IU Kelley School of Business professor honored by the American Accounting Association
Aug 10, 2011
BLOOMINGTON, Ind. -- Patrick Hopkins, professor of accounting at Indiana University's Kelley School of Business, is being honored for research that ultimately made it harder for companies to hide controversial accounting practices that make their earnings look healthier than they are.
The Distinguished Contributions to Accounting Literature Award was presented Tuesday (Aug. 9) at the American Accounting Association's annual meeting in Denver.
Hopkins, who is the Deloitte Foundation Accounting Faculty Fellow at the Kelley School, shares the award with co-author Eric Hirst, the John Arch White Professor of Business at The University of Texas at Austin's McCombs School of Business. Hopkins earned his doctorate at UT Austin.
Their research, which has been cited heavily since it was published in 1998, shows how even security analysts were fooled by companies who buried deep in their reports certain creative accounting practices that made their bottom line look good.
Until recently, financial reporting standards required "other comprehensive income" to be reported, but did not specify where. So a company could strategically sell assets with gains in value in time to meet earnings expectations, but hide in an obscure section of the financial report that the company's remaining assets have a loss in value, which reduces comprehensive income.
Although common, "earnings management" is controversial because it could deceive investors about a company's financial health, which affects stock prices.

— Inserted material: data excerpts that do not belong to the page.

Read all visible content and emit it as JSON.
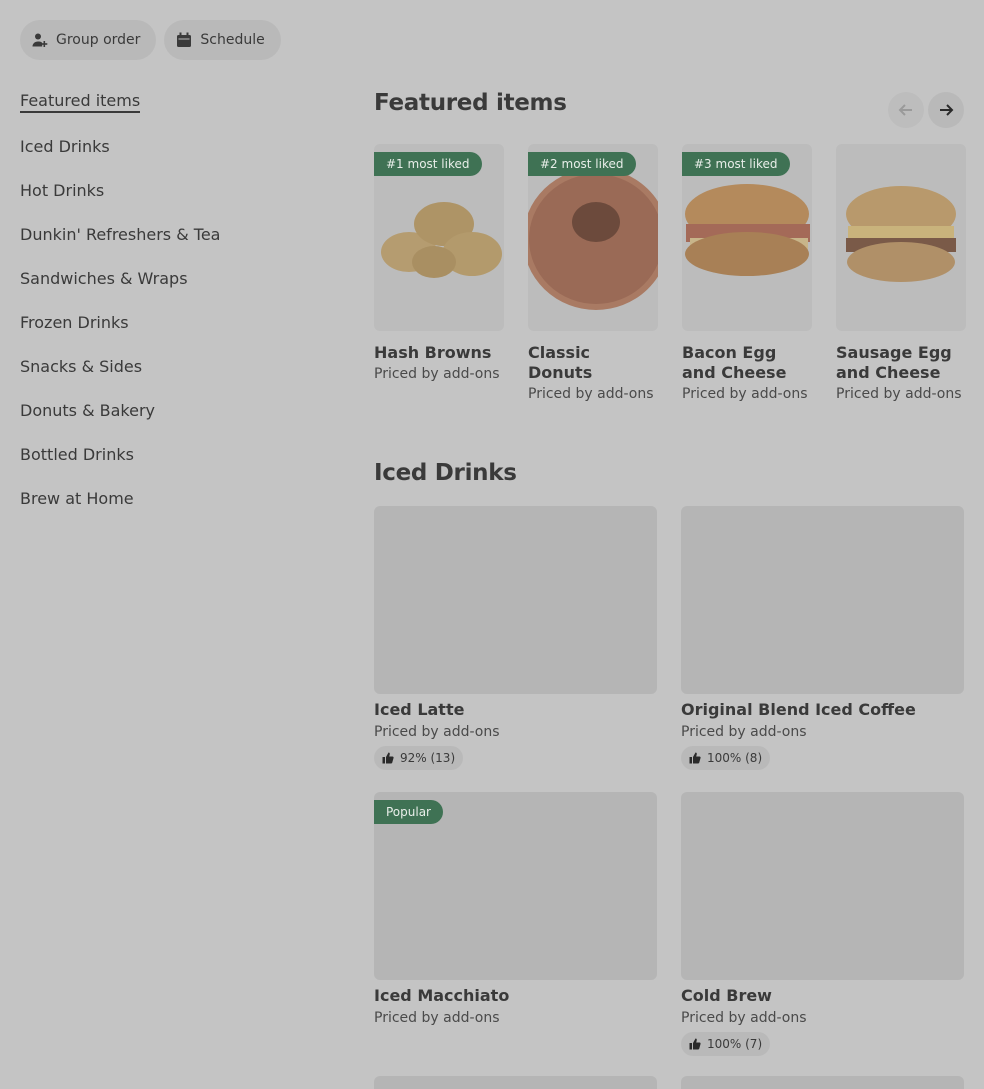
{
  "topbar": {
    "group_order": "Group order",
    "schedule": "Schedule"
  },
  "sidebar": {
    "items": [
      {
        "label": "Featured items"
      },
      {
        "label": "Iced Drinks"
      },
      {
        "label": "Hot Drinks"
      },
      {
        "label": "Dunkin' Refreshers & Tea"
      },
      {
        "label": "Sandwiches & Wraps"
      },
      {
        "label": "Frozen Drinks"
      },
      {
        "label": "Snacks & Sides"
      },
      {
        "label": "Donuts & Bakery"
      },
      {
        "label": "Bottled Drinks"
      },
      {
        "label": "Brew at Home"
      }
    ]
  },
  "featured": {
    "title": "Featured items",
    "items": [
      {
        "badge": "#1 most liked",
        "name": "Hash Browns",
        "price": "Priced by add-ons"
      },
      {
        "badge": "#2 most liked",
        "name": "Classic Donuts",
        "price": "Priced by add-ons"
      },
      {
        "badge": "#3 most liked",
        "name": "Bacon Egg and Cheese",
        "price": "Priced by add-ons"
      },
      {
        "name": "Sausage Egg and Cheese",
        "price": "Priced by add-ons"
      }
    ]
  },
  "iced": {
    "title": "Iced Drinks",
    "items": [
      {
        "name": "Iced Latte",
        "price": "Priced by add-ons",
        "rating": "92% (13)"
      },
      {
        "name": "Original Blend Iced Coffee",
        "price": "Priced by add-ons",
        "rating": "100% (8)"
      },
      {
        "badge": "Popular",
        "name": "Iced Macchiato",
        "price": "Priced by add-ons"
      },
      {
        "name": "Cold Brew",
        "price": "Priced by add-ons",
        "rating": "100% (7)"
      }
    ]
  },
  "colors": {
    "badge_green": "#3f7254",
    "background": "#c4c4c4"
  }
}
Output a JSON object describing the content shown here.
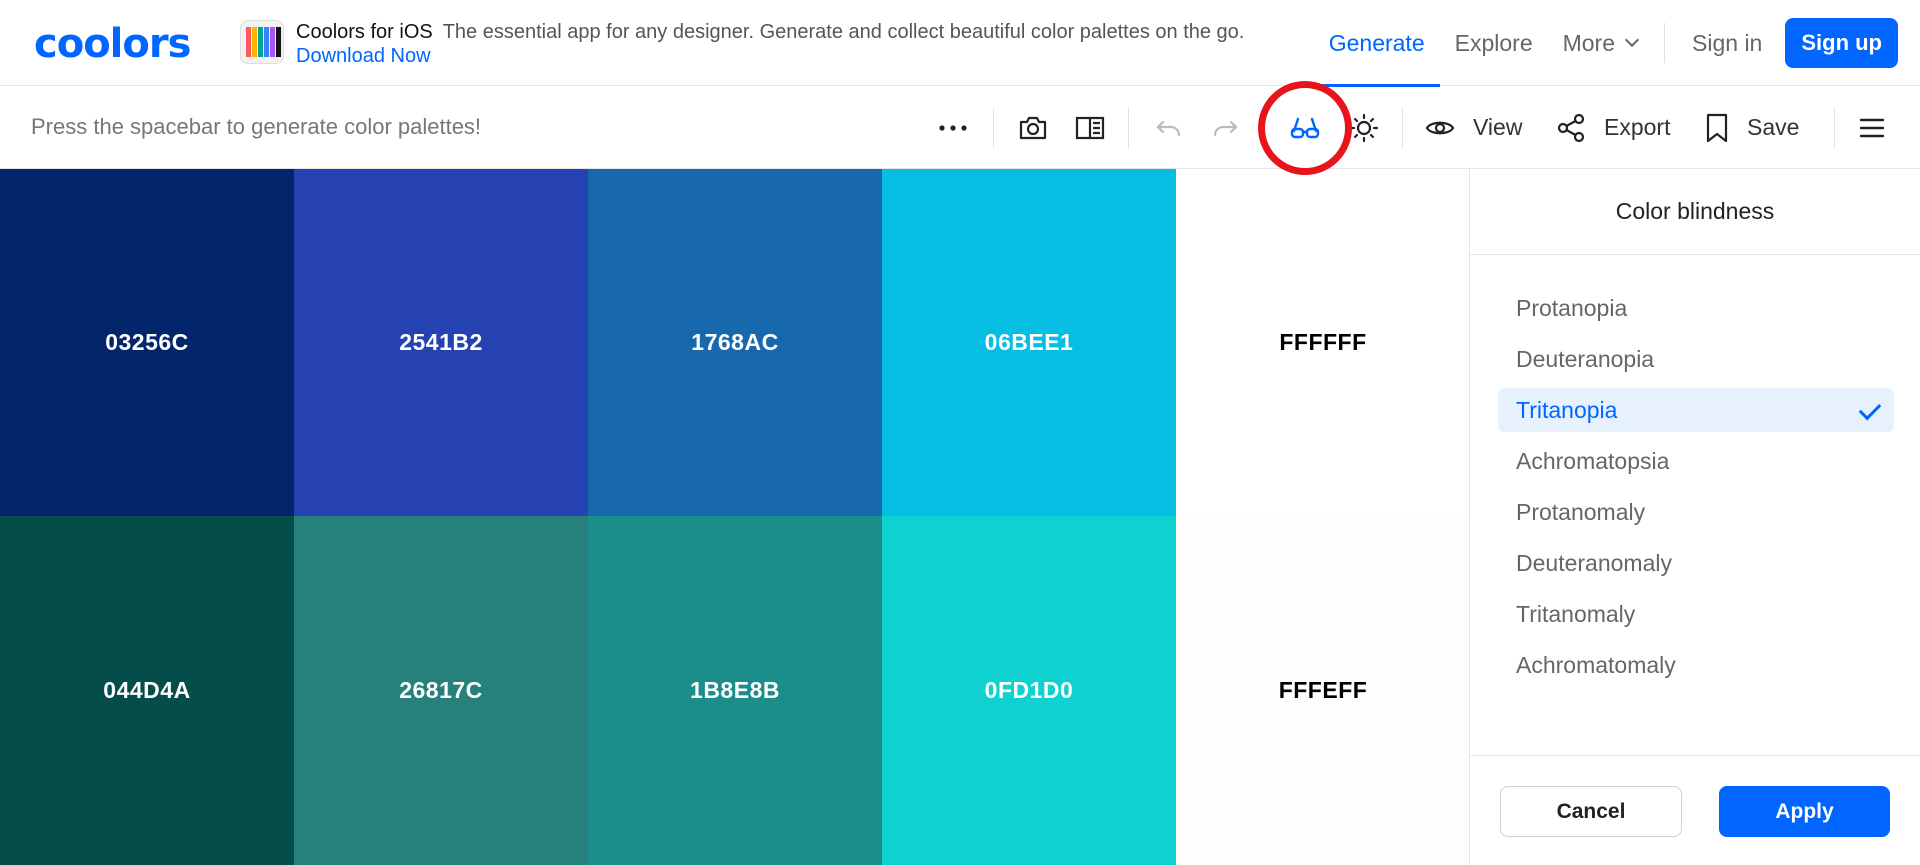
{
  "app": {
    "logo": "coolors"
  },
  "promo": {
    "title": "Coolors for iOS",
    "text": "The essential app for any designer. Generate and collect beautiful color palettes on the go.",
    "link": "Download Now"
  },
  "nav": {
    "generate": "Generate",
    "explore": "Explore",
    "more": "More",
    "sign_in": "Sign in",
    "sign_up": "Sign up"
  },
  "toolbar": {
    "hint": "Press the spacebar to generate color palettes!",
    "view": "View",
    "export": "Export",
    "save": "Save",
    "icons": [
      "more-dots-icon",
      "camera-icon",
      "compare-icon",
      "undo-icon",
      "redo-icon",
      "color-blindness-glasses-icon",
      "brightness-icon",
      "eye-icon",
      "share-icon",
      "bookmark-icon",
      "menu-icon"
    ]
  },
  "palette": {
    "original": [
      {
        "hex": "03256C",
        "color": "#03256C",
        "text_color": "#ffffff"
      },
      {
        "hex": "2541B2",
        "color": "#2541B2",
        "text_color": "#ffffff"
      },
      {
        "hex": "1768AC",
        "color": "#1768AC",
        "text_color": "#ffffff"
      },
      {
        "hex": "06BEE1",
        "color": "#06BEE1",
        "text_color": "#ffffff"
      },
      {
        "hex": "FFFFFF",
        "color": "#FFFFFF",
        "text_color": "#000000"
      }
    ],
    "simulated": [
      {
        "hex": "044D4A",
        "color": "#044D4A",
        "text_color": "#ffffff"
      },
      {
        "hex": "26817C",
        "color": "#26817C",
        "text_color": "#ffffff"
      },
      {
        "hex": "1B8E8B",
        "color": "#1B8E8B",
        "text_color": "#ffffff"
      },
      {
        "hex": "0FD1D0",
        "color": "#0FD1D0",
        "text_color": "#ffffff"
      },
      {
        "hex": "FFFEFF",
        "color": "#FFFEFF",
        "text_color": "#000000"
      }
    ]
  },
  "panel": {
    "title": "Color blindness",
    "options": [
      "Protanopia",
      "Deuteranopia",
      "Tritanopia",
      "Achromatopsia",
      "Protanomaly",
      "Deuteranomaly",
      "Tritanomaly",
      "Achromatomaly"
    ],
    "selected": "Tritanopia",
    "cancel": "Cancel",
    "apply": "Apply"
  },
  "colors": {
    "accent": "#0066ff",
    "highlight_ring": "#e8141c"
  }
}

"I am extremely proud that this research was recognized for its impact on practice and for the many other research studies it inspired," Hopkins said. "The study had a very simple message and challenged the widely held belief that describing transactions in the footnotes is a substitute for clearly recognizing transactions in the financial statements."
The FASB changed the rules in June, requiring comprehensive income to be featured more prominently in financial statements.
"Professor Hopkins' paper is an outstanding illustration of the benefits of academic research to accounting practice," said Laureen Maines, chair of the accounting department at the Kelley School. "This paper presented the first evidence that companies' discretion over comprehensive income reporting affects analysts' judgments and stimulated a significant body of research that provided valuable evidence to the Financial Accounting Standards Board."
The AAA award was created in 2010 and recognizes research of "exceptional merit" published in the last five to 15 years, said Kevin Stocks, AAA president. Criteria include uniqueness and magnitude of the contribution to accounting education, practice or future accounting research.
Hopkins, along with Hirst, won a Best Paper Award from the AAA in 1999. He has been on the faculty at the Kelley School of Business since 1995. Among his research interests are professional judgment and decision making, human information processing, and effects of accounting and auditing.